Kintsugi inscribed an object's story into its body: the moment of the breakage, the fact that it was loved enough to be repaired; that it was likely to be handled with care in the future. All of this was written into the veins of gold and lacquer that marked once broken artifacts.
We have all been broken at some point. And the essence of who we are is not located in some flawless image we might present, but along the fault-lines of our biographies. Kintsugi encourages us to embrace our past along with its scars; to realize that our cracks make us even more beautiful
So it is with me.
This last year has left many of bereft. Here’s to filling the scars with gold.
Until next week xoxo
Great blog, keep writing. Love the concept of Kintsugi. Do explore Ayurveda, you will find subtle answers, especially living in synch with constitution (Vitta-Pitta-Kapha). Highly recommend the book “Prakriti - Your Ayurvedic Constitution by Robert Svobodha”.

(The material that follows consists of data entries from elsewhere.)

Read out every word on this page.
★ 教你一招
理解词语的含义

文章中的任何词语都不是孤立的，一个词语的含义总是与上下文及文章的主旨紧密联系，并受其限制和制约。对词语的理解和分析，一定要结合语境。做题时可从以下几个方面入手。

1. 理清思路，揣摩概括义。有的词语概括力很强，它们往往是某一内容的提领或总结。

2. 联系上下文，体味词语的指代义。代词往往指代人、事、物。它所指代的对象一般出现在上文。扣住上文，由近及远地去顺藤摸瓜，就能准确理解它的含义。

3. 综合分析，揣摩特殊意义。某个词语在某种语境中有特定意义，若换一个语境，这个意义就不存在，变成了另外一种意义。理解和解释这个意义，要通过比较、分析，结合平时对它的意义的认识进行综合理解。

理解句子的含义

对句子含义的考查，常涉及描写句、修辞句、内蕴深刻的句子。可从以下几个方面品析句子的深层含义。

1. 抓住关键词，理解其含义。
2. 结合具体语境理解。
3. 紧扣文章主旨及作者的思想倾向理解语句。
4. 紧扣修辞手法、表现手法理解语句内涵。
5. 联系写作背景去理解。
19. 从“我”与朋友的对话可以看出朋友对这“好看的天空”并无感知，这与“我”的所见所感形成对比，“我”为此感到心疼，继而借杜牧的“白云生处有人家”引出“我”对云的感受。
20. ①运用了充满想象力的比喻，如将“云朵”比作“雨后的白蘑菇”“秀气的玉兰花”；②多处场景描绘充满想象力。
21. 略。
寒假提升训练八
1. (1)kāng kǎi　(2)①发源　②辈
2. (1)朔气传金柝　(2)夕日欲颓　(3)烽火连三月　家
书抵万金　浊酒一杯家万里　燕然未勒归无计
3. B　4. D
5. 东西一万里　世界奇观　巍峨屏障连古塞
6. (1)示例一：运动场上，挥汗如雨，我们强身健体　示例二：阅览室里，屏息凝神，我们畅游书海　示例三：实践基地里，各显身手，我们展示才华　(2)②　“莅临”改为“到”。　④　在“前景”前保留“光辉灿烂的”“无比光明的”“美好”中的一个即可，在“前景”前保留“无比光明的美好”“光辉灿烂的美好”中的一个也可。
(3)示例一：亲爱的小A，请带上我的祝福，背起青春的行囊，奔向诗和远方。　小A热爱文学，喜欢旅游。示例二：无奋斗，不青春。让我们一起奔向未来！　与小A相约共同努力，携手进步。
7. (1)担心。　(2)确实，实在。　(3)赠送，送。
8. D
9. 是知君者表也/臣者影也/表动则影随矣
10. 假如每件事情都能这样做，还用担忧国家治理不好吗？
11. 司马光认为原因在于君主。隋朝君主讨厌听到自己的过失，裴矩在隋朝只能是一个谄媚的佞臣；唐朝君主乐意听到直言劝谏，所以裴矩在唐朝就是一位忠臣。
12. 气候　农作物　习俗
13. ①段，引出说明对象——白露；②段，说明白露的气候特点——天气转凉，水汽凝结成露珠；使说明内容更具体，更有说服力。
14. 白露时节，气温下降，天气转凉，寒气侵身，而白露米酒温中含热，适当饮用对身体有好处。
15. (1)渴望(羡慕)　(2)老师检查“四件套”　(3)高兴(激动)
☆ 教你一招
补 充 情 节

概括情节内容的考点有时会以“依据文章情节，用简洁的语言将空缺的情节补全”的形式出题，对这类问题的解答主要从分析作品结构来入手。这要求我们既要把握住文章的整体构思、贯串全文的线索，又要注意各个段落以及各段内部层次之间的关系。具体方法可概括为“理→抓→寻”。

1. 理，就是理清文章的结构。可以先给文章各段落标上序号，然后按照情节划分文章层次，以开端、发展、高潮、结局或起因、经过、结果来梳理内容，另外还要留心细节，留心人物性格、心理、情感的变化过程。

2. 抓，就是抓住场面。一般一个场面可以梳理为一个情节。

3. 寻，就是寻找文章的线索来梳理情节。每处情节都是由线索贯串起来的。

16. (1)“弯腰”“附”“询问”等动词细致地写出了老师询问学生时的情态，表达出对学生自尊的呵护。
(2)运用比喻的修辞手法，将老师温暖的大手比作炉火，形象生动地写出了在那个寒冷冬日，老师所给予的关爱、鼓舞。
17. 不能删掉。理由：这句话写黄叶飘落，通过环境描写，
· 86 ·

Have you ever considered a simple biological explanation - like a messed-up biome? We are first and foremost animals. Our biome has more cells than our body. The vagus neural system is the size of the spinal cord - 80% of the signals go from our bowels UP to the brain. It may just be that "something" disturbed one's biome, with catastrophic effects.
Toxoplasmosis being the poster case: the parasite turns adventurous the mind of the mouse. The mouse is easily eaten by the cat as the result - where the parasite reproduces.
We always chose the complicated psychological hypothesis - rather than simply experimenting with a different diet by trial and error.
This being said, the pain is real, and no less so because it may be trivial rather than complex.
Great that you have come out of it with clear-cut golden scars. "Crooked Timber" does not accept gold easily.